I'm willing to believe it is a passing phase of youth. But you can learn a lot about the person and find your red flags if you are looking for them. It is worth a conversation to get to the "why?"
Anonymous
Anonymous wrote:I know it isn’t the same thing but I have a friend who is a mom influencer. I hate hanging out with her because we have to go somewhere new and trendy and she has to take a million photos and videos. She spends more time zooming in on food than focusing on our conversation.


I would find that really annoying, too. My husband watches a lot of travel youtube videos and I always think I would actually hate going on a trip if we had to spend the whole time documenting our trip like that. And I used to be a travel writer, too! So I know what it's like to be on a trip and also taking notes and pictures for future use.

That said, for OP - honestly, everyone is going to be annoying in some way. If you like someone in person, just go out on a date. You don't have to follow them on IG if their online persona bugs you. I think your generation is really suffering for relying so much on apps to meet people and gauge how compatible you are. If she's into you and you were into her when you actually met in person, just one date. Stop being so judgmental = and, let's face it, fearful - that you can't get off the computer and go outside.
Anonymous
Anonymous wrote:
Anonymous wrote:Unless you’re teens, the fact that she still even *has* active social media pages is a red flag.
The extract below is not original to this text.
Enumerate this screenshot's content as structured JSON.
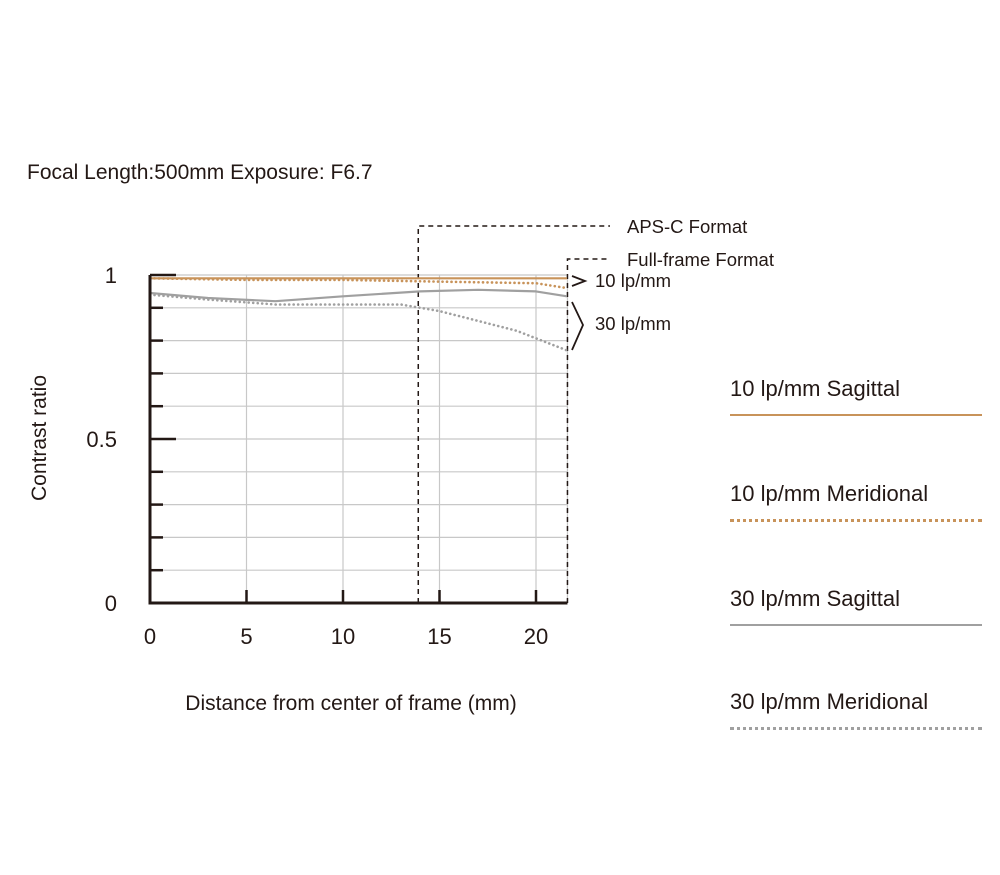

This. It's equivalent to a grown man spending hours each day playing video games.


you guys were really made for these times
Anonymous
Anonymous wrote:I’m being dead serious when I say this, but you may want to see if she has an OF page as well.
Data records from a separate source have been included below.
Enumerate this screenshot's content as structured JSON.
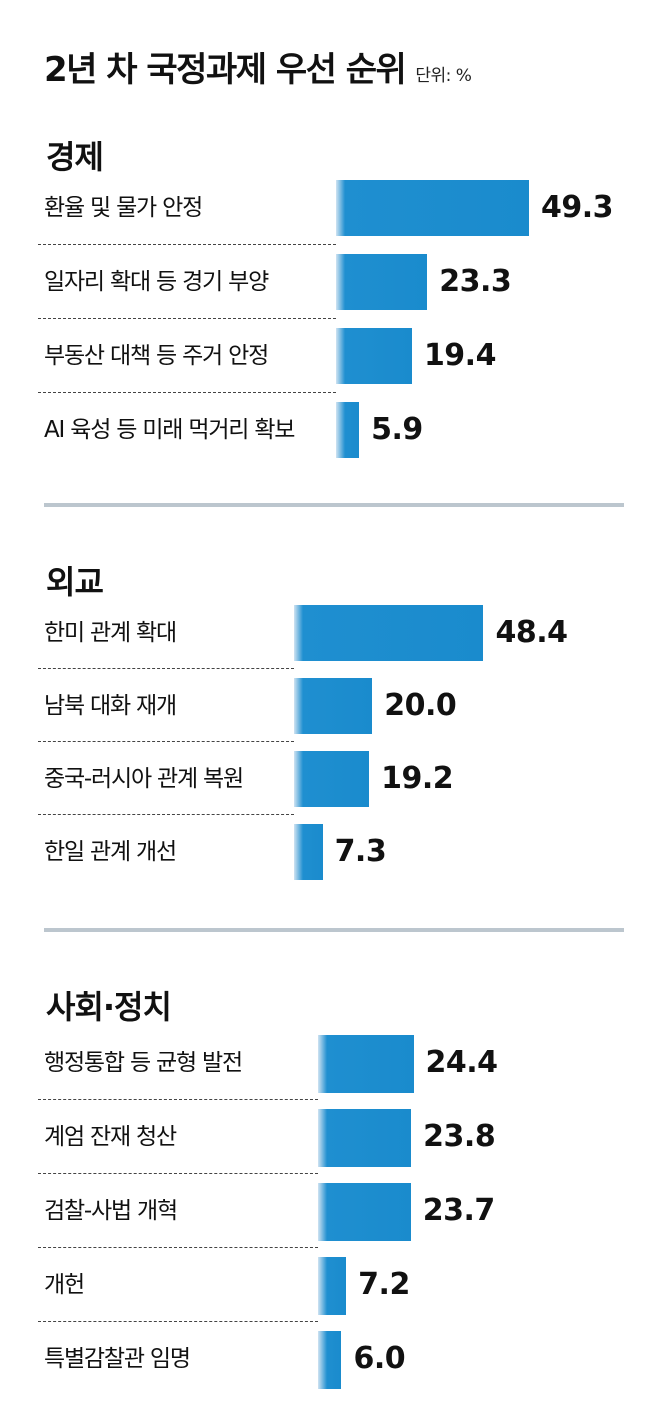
{
  "title": "2년 차 국정과제 우선 순위",
  "unit": "단위: %",
  "chart_data": [
    {
      "type": "bar",
      "title": "경제",
      "categories": [
        "환율 및 물가 안정",
        "일자리 확대 등 경기 부양",
        "부동산 대책 등 주거 안정",
        "AI 육성 등 미래 먹거리 확보"
      ],
      "values": [
        49.3,
        23.3,
        19.4,
        5.9
      ],
      "value_labels": [
        "49.3",
        "23.3",
        "19.4",
        "5.9"
      ],
      "orientation": "horizontal",
      "bar_color": "#1a8bcd"
    },
    {
      "type": "bar",
      "title": "외교",
      "categories": [
        "한미 관계 확대",
        "남북 대화 재개",
        "중국-러시아 관계 복원",
        "한일 관계 개선"
      ],
      "values": [
        48.4,
        20.0,
        19.2,
        7.3
      ],
      "value_labels": [
        "48.4",
        "20.0",
        "19.2",
        "7.3"
      ],
      "orientation": "horizontal",
      "bar_color": "#1a8bcd"
    },
    {
      "type": "bar",
      "title": "사회·정치",
      "categories": [
        "행정통합 등 균형 발전",
        "계엄 잔재 청산",
        "검찰-사법 개혁",
        "개헌",
        "특별감찰관 임명"
      ],
      "values": [
        24.4,
        23.8,
        23.7,
        7.2,
        6.0
      ],
      "value_labels": [
        "24.4",
        "23.8",
        "23.7",
        "7.2",
        "6.0"
      ],
      "orientation": "horizontal",
      "bar_color": "#1a8bcd"
    }
  ]
}
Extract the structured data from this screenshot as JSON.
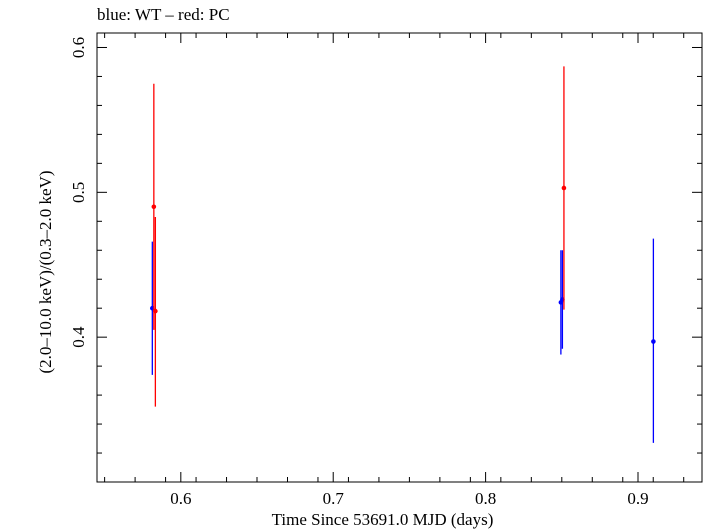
{
  "chart_data": {
    "type": "scatter",
    "title": "blue: WT – red: PC",
    "xlabel": "Time Since 53691.0 MJD (days)",
    "ylabel": "(2.0–10.0 keV)/(0.3–2.0 keV)",
    "xlim": [
      0.545,
      0.942
    ],
    "ylim": [
      0.3,
      0.61
    ],
    "xticks": [
      0.6,
      0.7,
      0.8,
      0.9
    ],
    "xtick_labels": [
      "0.6",
      "0.7",
      "0.8",
      "0.9"
    ],
    "yticks": [
      0.4,
      0.5,
      0.6
    ],
    "ytick_labels": [
      "0.4",
      "0.5",
      "0.6"
    ],
    "grid": false,
    "series": [
      {
        "color": "#0000ff",
        "points": [
          {
            "x": 0.5813,
            "y": 0.42,
            "ylo": 0.374,
            "yhi": 0.466
          },
          {
            "x": 0.8494,
            "y": 0.424,
            "ylo": 0.388,
            "yhi": 0.46
          },
          {
            "x": 0.8504,
            "y": 0.426,
            "ylo": 0.392,
            "yhi": 0.46
          },
          {
            "x": 0.9101,
            "y": 0.397,
            "ylo": 0.327,
            "yhi": 0.468
          }
        ]
      },
      {
        "color": "#ff0000",
        "points": [
          {
            "x": 0.5823,
            "y": 0.49,
            "ylo": 0.405,
            "yhi": 0.575
          },
          {
            "x": 0.5833,
            "y": 0.418,
            "ylo": 0.352,
            "yhi": 0.483
          },
          {
            "x": 0.8514,
            "y": 0.503,
            "ylo": 0.419,
            "yhi": 0.587
          }
        ]
      }
    ]
  }
}
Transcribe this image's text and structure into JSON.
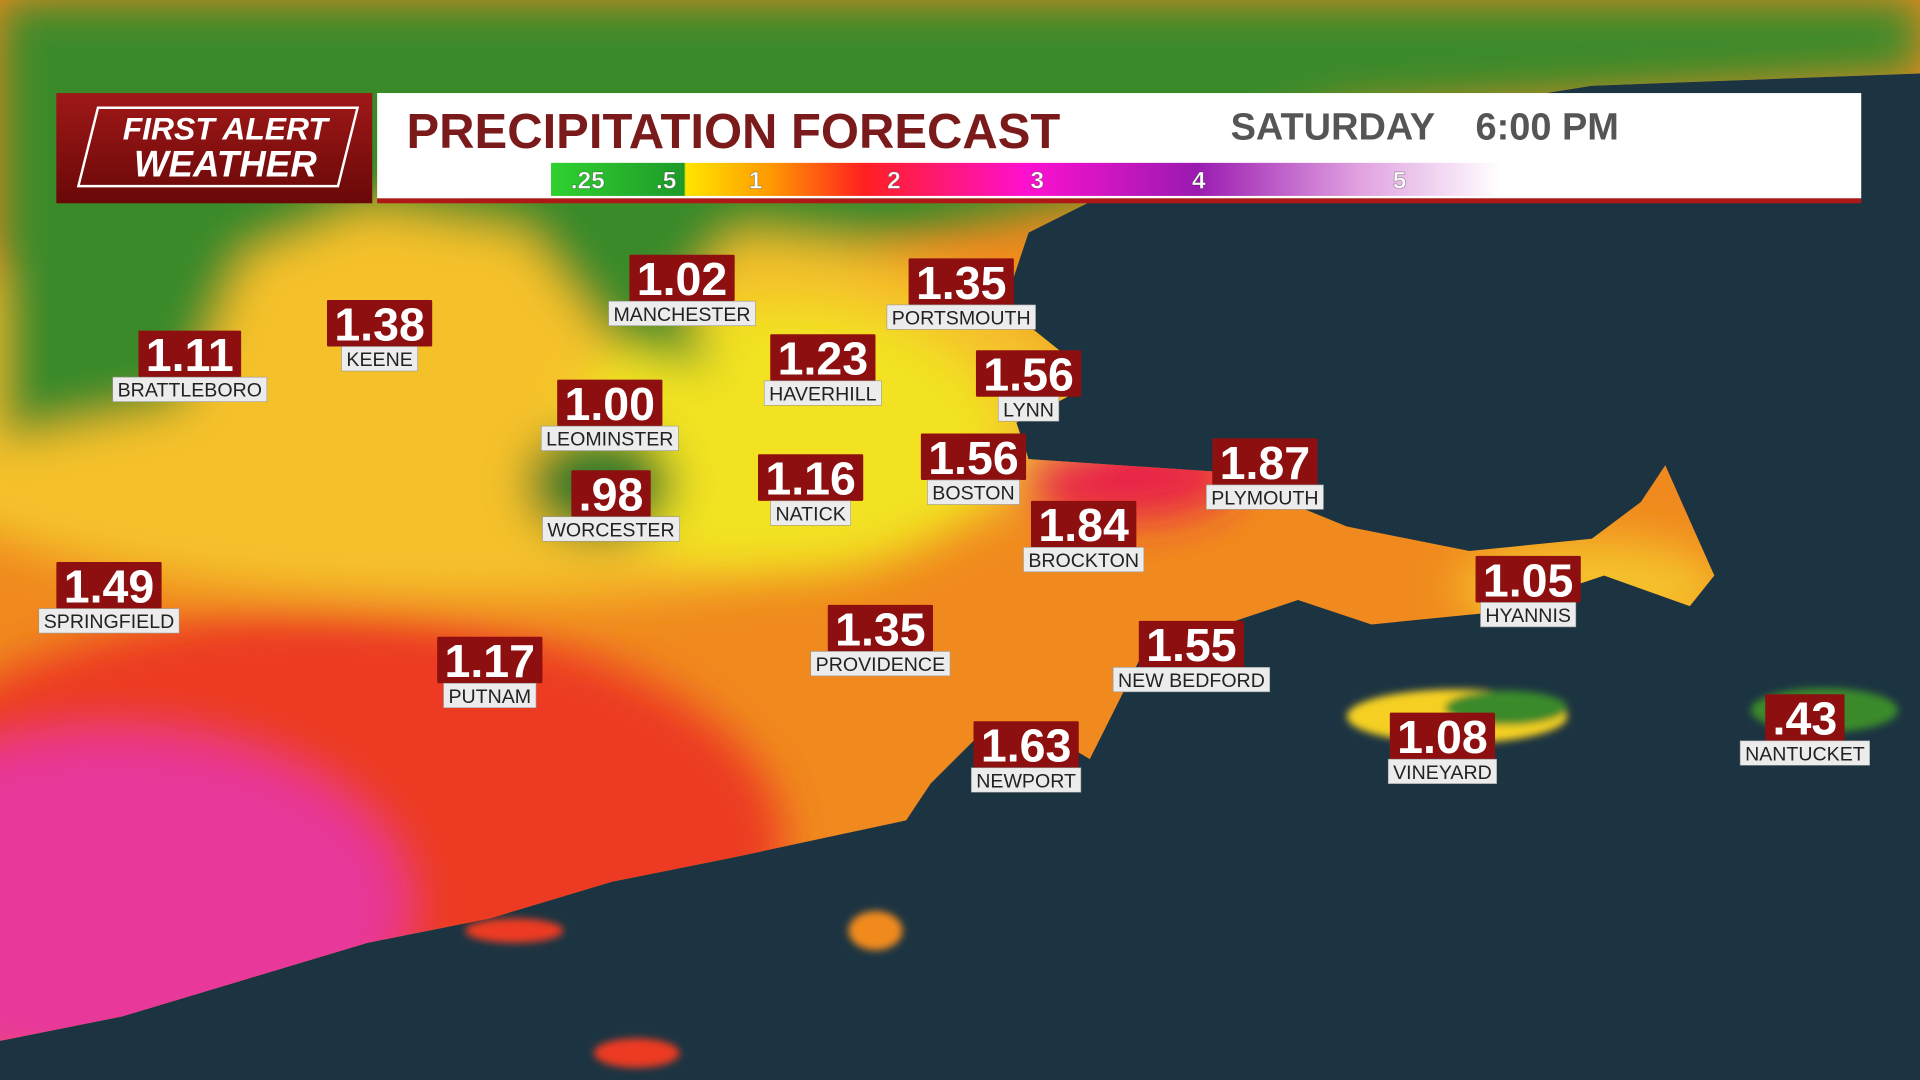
{
  "logo": {
    "line1": "FIRST ALERT",
    "line2": "WEATHER"
  },
  "header": {
    "title": "PRECIPITATION FORECAST",
    "day": "SATURDAY",
    "time": "6:00 PM"
  },
  "legend": {
    "ticks": [
      ".25",
      ".5",
      "1",
      "2",
      "3",
      "4",
      "5"
    ]
  },
  "cities": [
    {
      "name": "MANCHESTER",
      "value": "1.02"
    },
    {
      "name": "PORTSMOUTH",
      "value": "1.35"
    },
    {
      "name": "KEENE",
      "value": "1.38"
    },
    {
      "name": "BRATTLEBORO",
      "value": "1.11"
    },
    {
      "name": "HAVERHILL",
      "value": "1.23"
    },
    {
      "name": "LYNN",
      "value": "1.56"
    },
    {
      "name": "LEOMINSTER",
      "value": "1.00"
    },
    {
      "name": "BOSTON",
      "value": "1.56"
    },
    {
      "name": "PLYMOUTH",
      "value": "1.87"
    },
    {
      "name": "NATICK",
      "value": "1.16"
    },
    {
      "name": "WORCESTER",
      "value": ".98"
    },
    {
      "name": "BROCKTON",
      "value": "1.84"
    },
    {
      "name": "HYANNIS",
      "value": "1.05"
    },
    {
      "name": "SPRINGFIELD",
      "value": "1.49"
    },
    {
      "name": "PROVIDENCE",
      "value": "1.35"
    },
    {
      "name": "NEW BEDFORD",
      "value": "1.55"
    },
    {
      "name": "PUTNAM",
      "value": "1.17"
    },
    {
      "name": "NEWPORT",
      "value": "1.63"
    },
    {
      "name": "VINEYARD",
      "value": "1.08"
    },
    {
      "name": "NANTUCKET",
      "value": ".43"
    }
  ]
}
Definitely. Go over to OF. Spend as much time there as you need to, to track this woman down and confirm she isn't good enough for you. Then spend some more time finding some other women who aren't good enough for you. Make sure you study them very closely so you can come back and tell us in great detail all the ways they've let you down.
Anonymous
Anonymous wrote:I bet if you joined a hiking club, stream cleanup volunteer group, Habitat for Humanity or some other outdoorsy activity, you would meet women who are focused on more worthwhile endeavors than posting 5 times per day on social media.
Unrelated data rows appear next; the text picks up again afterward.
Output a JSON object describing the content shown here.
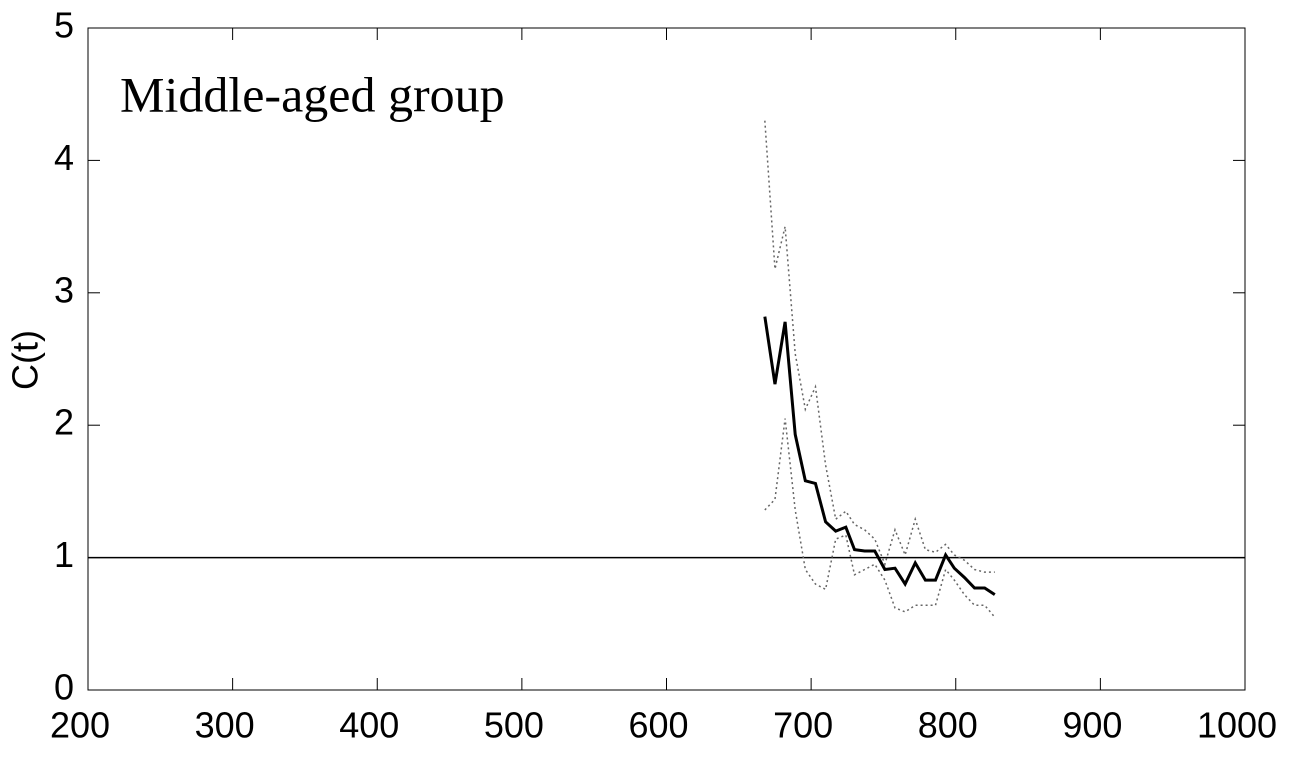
{
  "chart_data": {
    "type": "line",
    "annotation": "Middle-aged group",
    "y_label": "C(t)",
    "x": [
      668,
      675,
      682,
      689,
      696,
      703,
      710,
      717,
      724,
      730,
      737,
      744,
      751,
      758,
      765,
      772,
      779,
      786,
      793,
      799,
      806,
      813,
      820,
      827
    ],
    "series": [
      {
        "color": "#000000",
        "style": "solid",
        "width": 3,
        "values": [
          2.82,
          2.31,
          2.78,
          1.93,
          1.58,
          1.56,
          1.27,
          1.2,
          1.23,
          1.06,
          1.05,
          1.05,
          0.91,
          0.92,
          0.8,
          0.96,
          0.83,
          0.83,
          1.02,
          0.92,
          0.85,
          0.77,
          0.77,
          0.72
        ]
      },
      {
        "color": "#666666",
        "style": "dotted",
        "width": 1.5,
        "values": [
          4.3,
          3.18,
          3.5,
          2.54,
          2.12,
          2.29,
          1.7,
          1.29,
          1.35,
          1.25,
          1.21,
          1.14,
          0.95,
          1.21,
          1.02,
          1.29,
          1.06,
          1.04,
          1.1,
          1.02,
          0.98,
          0.91,
          0.89,
          0.89
        ]
      },
      {
        "color": "#666666",
        "style": "dotted",
        "width": 1.5,
        "values": [
          1.36,
          1.44,
          2.05,
          1.36,
          0.91,
          0.8,
          0.76,
          1.14,
          1.17,
          0.87,
          0.91,
          0.95,
          0.83,
          0.62,
          0.59,
          0.64,
          0.64,
          0.64,
          0.91,
          0.83,
          0.72,
          0.64,
          0.64,
          0.55
        ]
      }
    ],
    "reference_line": 1,
    "xlim": [
      200,
      1000
    ],
    "xticks": [
      200,
      300,
      400,
      500,
      600,
      700,
      800,
      900,
      1000
    ],
    "ylim": [
      0,
      5
    ],
    "yticks": [
      0,
      1,
      2,
      3,
      4,
      5
    ]
  }
}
Those women are on social media, too. Most people are on social media in some form or another. They're posting pictures of themselves, or of the cabin they just renovated, or of their dogs, or whatever. Their hikes are going up on socials. PEOPLE are on social media. If you write off every person with a social media account you are going to have an even harder time not being single.

Have you gotten any indication OP is a hiker? Or cleans up streams? No, he was at a networking event - then hopped right over to Instagram to look up this woman he met. He's in that world - just prefers to judge the other people in it.
Anonymous
Anonymous wrote:
Anonymous wrote:I own a social media agency and have worked with a lot of well-known influencers.

Swimsuits pics are NBD, it's no different than a ripped man posting shirtless pics (which they do ALL the time).

It more depends on her mindset. I work with people who see it as a business separate from their personal life. It's just about money and you don't get validation from it. The people who post sexy stuff don't give AF about their followers - it's just a way to get money, none of them are DMing these guys (who they recognize are desperate and not good partner material).

If I dated someone who was DMing and flirting with strangers - I'd have a problem with that.

I'd just have an open conversation, not of how it bothers you, but be genuinely curious about her overall plan. Does she want to make money? Is it just for fun?

One thing I *can* guarantee you is with 2k followers, she's not getting sexy rich men sliding into her DMs. If any men DM her, they're creeps. She's also not going to be making any money off of 2k followers.

Funny enough I was chatting with some women in their 50s the other day about what I do. General consensus among older women is if you have the opportunity to make money on OF while you're still young and beautiful, do it. Get in, make a bunch of money, get out.


No one cares that you turned your own SM obsession into a side hustle


You do realize DCUM is social media, right? How many hours a day do you spend on here?